Kegiatan tersebut turut dihadiri Wakil Bupati Tapanuli Utara, pimpinan dan anggota DPRD Taput, jajaran Organisasi Perangkat Daerah (OPD), perwakilan Yayasan Buddha Tzu Chi Jakarta dan Medan, serta masyarakat penerima manfaat.

Bupati menjelaskan, pendanaan pembangunan Huntap sepenuhnya bersumber dari dana swasta melalui Yayasan Buddha Tzu Chi. Sementara itu, lahan yang digunakan merupakan tanah negara yang telah memperoleh persetujuan DPRD Taput untuk dihibahkan kepada para korban bencana.

“Tanah ini dihibahkan untuk masyarakat korban bencana. Rumahnya nanti bersertifikat atas nama penerima dan tidak boleh digadaikan ataupun diperjualbelikan,” tegas JTP.

Terkait target penyelesaian pembangunan, Bupati mengungkapkan bahwa semula proyek Huntap ditargetkan rampung pada Maret 2026. Namun, tingginya intensitas curah hujan dan faktor cuaca menjadi kendala sehingga penyelesaian diperkirakan bergeser hingga Mei 2026. Meski demikian, pengembang tetap didorong agar dapat mempercepat progres pekerjaan.

“Cuaca menjadi tantangan utama. Namun kami tetap meminta agar pembangunan dipercepat tanpa mengabaikan kualitas,” ujarnya.

Selain itu, Pemkab Taput juga membuka peluang kerja bagi masyarakat setempat. Warga yang belum memiliki pekerjaan dipersilakan terlibat sebagai tenaga kerja dalam pembangunan Huntap dan akan mendapatkan upah sesuai ketentuan yang berlaku.

Ketua DPRD Tapanuli Utara Rudi Nababan menyatakan dukungan penuh terhadap hibah lahan untuk pembangunan Hunian Tetap tersebut.
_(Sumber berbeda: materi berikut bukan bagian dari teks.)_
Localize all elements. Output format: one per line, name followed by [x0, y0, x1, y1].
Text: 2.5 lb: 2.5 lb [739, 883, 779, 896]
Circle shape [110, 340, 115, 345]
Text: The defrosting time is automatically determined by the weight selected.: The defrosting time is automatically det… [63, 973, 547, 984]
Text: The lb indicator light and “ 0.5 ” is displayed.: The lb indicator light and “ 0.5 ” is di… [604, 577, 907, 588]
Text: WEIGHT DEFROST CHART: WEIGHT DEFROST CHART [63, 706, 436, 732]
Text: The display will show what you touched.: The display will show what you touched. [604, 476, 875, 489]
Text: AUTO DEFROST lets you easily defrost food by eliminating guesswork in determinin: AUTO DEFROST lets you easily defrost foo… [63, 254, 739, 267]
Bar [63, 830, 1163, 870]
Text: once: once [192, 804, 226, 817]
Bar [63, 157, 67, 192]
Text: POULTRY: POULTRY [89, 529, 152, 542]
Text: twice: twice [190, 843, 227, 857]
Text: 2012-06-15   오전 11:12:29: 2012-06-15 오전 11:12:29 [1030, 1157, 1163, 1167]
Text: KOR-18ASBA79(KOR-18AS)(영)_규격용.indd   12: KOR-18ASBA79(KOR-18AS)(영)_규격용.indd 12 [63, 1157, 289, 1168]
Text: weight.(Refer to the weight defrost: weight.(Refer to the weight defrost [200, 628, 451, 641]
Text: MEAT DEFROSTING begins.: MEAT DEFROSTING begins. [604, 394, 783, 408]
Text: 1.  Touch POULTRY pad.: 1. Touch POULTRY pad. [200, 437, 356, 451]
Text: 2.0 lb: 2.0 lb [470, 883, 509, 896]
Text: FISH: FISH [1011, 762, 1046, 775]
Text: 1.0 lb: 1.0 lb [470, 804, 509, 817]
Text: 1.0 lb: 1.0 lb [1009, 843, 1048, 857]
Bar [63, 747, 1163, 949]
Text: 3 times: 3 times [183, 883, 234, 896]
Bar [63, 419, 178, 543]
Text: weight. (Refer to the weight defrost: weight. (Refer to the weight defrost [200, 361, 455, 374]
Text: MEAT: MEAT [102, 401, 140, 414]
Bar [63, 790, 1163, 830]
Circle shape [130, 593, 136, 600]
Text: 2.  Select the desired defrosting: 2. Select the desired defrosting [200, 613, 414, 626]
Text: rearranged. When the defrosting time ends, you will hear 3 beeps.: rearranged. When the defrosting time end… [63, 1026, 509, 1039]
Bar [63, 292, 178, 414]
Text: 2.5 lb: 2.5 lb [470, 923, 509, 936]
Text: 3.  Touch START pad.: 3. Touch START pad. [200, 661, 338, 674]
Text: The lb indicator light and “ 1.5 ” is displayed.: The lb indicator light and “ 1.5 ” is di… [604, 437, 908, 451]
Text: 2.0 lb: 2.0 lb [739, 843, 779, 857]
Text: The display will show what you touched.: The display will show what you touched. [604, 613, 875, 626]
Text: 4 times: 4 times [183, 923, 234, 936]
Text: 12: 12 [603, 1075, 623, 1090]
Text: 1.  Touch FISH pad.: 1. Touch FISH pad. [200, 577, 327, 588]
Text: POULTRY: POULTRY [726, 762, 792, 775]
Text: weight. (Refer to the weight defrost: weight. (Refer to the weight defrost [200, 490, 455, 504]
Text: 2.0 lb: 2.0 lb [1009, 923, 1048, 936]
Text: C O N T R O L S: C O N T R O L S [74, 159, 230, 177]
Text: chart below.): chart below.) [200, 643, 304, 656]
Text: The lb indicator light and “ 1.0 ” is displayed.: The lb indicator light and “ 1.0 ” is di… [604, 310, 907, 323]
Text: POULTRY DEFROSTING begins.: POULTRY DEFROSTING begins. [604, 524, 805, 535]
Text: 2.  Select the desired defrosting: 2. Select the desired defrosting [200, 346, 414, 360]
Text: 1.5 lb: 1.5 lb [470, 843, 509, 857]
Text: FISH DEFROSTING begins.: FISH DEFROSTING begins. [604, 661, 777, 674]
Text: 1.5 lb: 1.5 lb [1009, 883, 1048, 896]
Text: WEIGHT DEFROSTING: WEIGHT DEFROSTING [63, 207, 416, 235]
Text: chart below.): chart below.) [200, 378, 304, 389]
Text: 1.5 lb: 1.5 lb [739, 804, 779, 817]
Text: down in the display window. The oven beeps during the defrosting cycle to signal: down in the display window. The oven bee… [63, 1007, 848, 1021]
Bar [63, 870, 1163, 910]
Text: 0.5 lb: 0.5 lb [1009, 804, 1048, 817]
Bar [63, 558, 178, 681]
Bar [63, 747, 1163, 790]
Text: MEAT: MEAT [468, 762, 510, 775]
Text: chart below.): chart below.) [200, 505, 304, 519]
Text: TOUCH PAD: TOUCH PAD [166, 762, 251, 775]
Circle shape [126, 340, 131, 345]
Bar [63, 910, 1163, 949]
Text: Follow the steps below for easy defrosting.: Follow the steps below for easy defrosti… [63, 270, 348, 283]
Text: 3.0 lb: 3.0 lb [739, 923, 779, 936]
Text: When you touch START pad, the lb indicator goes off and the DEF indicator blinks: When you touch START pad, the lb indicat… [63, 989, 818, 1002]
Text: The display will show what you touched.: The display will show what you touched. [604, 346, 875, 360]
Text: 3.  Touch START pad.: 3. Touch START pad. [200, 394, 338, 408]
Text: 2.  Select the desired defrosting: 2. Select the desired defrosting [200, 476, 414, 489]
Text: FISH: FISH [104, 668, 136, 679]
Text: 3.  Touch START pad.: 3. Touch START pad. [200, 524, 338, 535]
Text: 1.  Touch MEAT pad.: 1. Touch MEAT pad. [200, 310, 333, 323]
“Kami menyetujui hibah tanah ini dan akan memprosesnya melalui rapat paripurna sesuai mekanisme yang berlaku,” kata Rudi Nababan.

Sementara itu, perwakilan Yayasan Buddha Tzu Chi, Mujianto, berpesan agar rumah hunian yang diberikan benar-benar dimanfaatkan sebagaimana peruntukannya.

“Jangan digadaikan atau dijual. Rumah ini adalah titipan dari Tuhan. Semoga bapak dan ibu betah tinggal di rumah yang baru,” pesannya.

Perwakilan warga korban bencana menyampaikan rasa syukur dan terima kasih kepada pemerintah pusat, pemerintah daerah, serta Yayasan Buddha Tzu Chi atas bantuan yang diberikan. Mereka mengaku selama masa pengungsian, kebutuhan dasar hingga logistik seperti bahan makanan dapat terpenuhi dengan baik.

“Kami sangat bersyukur dan berterima kasih kepada semua pihak, dari pemerintah pusat hingga Bupati dan Yayasan Buddha Tzu Chi. Semoga Tuhan membalas semua kebaikan ini,” ungkap salah seorang warga.

Kepala Desa Dolok Nauli yang mewakili masyarakat juga mengapresiasi respons cepat Pemkab Taput dalam penanganan pascabencana. Ia menyatakan kesiapan warga untuk mendukung seluruh program pembangunan daerah dan berharap Yayasan Buddha Tzu Chi dapat kembali hadir saat penyerahan rumah nantinya.

Sebagai informasi, sebanyak 103 unit rumah bantuan disalurkan oleh Maruarar Sirait melalui Yayasan Buddha Tzu Chi untuk pembangunan hunian tetap bagi korban bencana di Desa Dolok Nauli, Kabupaten Tapanuli Utara.